Few in Israel do not know what Grossman has thought about Olmert since the Second Lebanon War. He said it outright in his "hollow leadership" speech a year ago at the memorial rally for Yitzhak Rabin ("Look at those who lead us...behold their petrified, suspicious, sweaty conduct. The conduct of advocates and scoundrels....") But is personal and political criticism, lethal as it may be, a reason not to shake the hand of Israel's prime minister? Clearly, it is not. An adult knows how to separate his opinions from his behavior. Grossman's action, therefore, should be sought not in his opinions but in his emotions.
Grosman is angry at Olmert. He wants to punish him, to strike where it hurts most. Avoiding a handshake with the prime minister is a symbolic step whose power is greater than the power of a thousand well-crafted words in a newspaper or in the city square. It expresses the non-recognition of the very existence of the man standing before you. Everyone knows that ignoring another is the cruelest punishment in the social repertoire.
Why does Olmert deserve such a punishment from Grossman? Not because he stands at the head of a hollow leadership. Not because as prime minister he did not "formulate or take a step that could open up a new horizon for Israelis, for a better future" (as Grossman said in that address). Olmert is, in fact, now trying to spearhead an appropriate diplomatic initiative, that is, at least in spirit, in keeping with Grossman's viewpoint. If anything, Grossman should be encouraging him, not ostracizing him.
There is another reason why Olmert should be punished: He has managed to leave the Second Lebanon War behind, while Grossman can never leave it behind. Olmert got out of it in one piece, while Grossman lost his son. The bereaved father sees the demise of protest against that war and wants to resuscitate it; he sees the evanescence of the Winograd Committee and is deciding to take its place. His private gesture screams "J'accuse": You, Ehud Olmert, are responsible for the unnecessary deaths of dozens of young soldiers, including my son. You have gone on, but I neither forget nor forgive.
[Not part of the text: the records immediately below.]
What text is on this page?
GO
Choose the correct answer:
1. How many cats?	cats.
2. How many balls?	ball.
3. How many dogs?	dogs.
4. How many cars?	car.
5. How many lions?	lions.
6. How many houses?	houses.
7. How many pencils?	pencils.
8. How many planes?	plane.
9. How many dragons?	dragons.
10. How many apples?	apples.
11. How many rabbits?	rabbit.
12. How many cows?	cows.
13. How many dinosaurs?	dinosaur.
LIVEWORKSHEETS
Grossman will surely object to this interpretation. He would prefer that his action be understood as an act of public protest, not as an expression of personal pain. "I am not saying these words out of feelings of rage or revenge," Grossman said to the prime minister last year. "You will not be able to dismiss my words tonight by saying a grieving man cannot be judged. Certainly I am grieving, but I am more pained than angry. This country and what you and your friends are doing to it pains me."
But Grossman is a man of words, not of dramatic gestures. If his motive were purely political he would have formulated it magnificently as he has done in the past, drafted public support and left no room for interpretation. Therefore, I am convinced that the man who avoided shaking Olmert's hand was not David Grossman, the famous writer and public figure, but rather David Grossman, the private person and bereaved father. The first has a wide-ranging arsenal of words to use against the prime minister, the second has run out of words.
That is the only interpretation of Grossman's action that can be accepted with understanding. If he appeared at the ceremony as a public figure and a man of letters, he should have shaken the prime minister's hand, and found another public way to express his protest. After all, Olmert was not there in his own right, but rather in his function as prime minister, a symbol of the state and its citizens. Ingnoring him might be understood as an arrogant and childish display of disdain for the institution of prime minister and what it represents. Since Grossman has not so far been characterized by arrogance or childishness, I believe that this time he was indeed caught up in his sorrow. The country pains him, but his personal loss pains him more.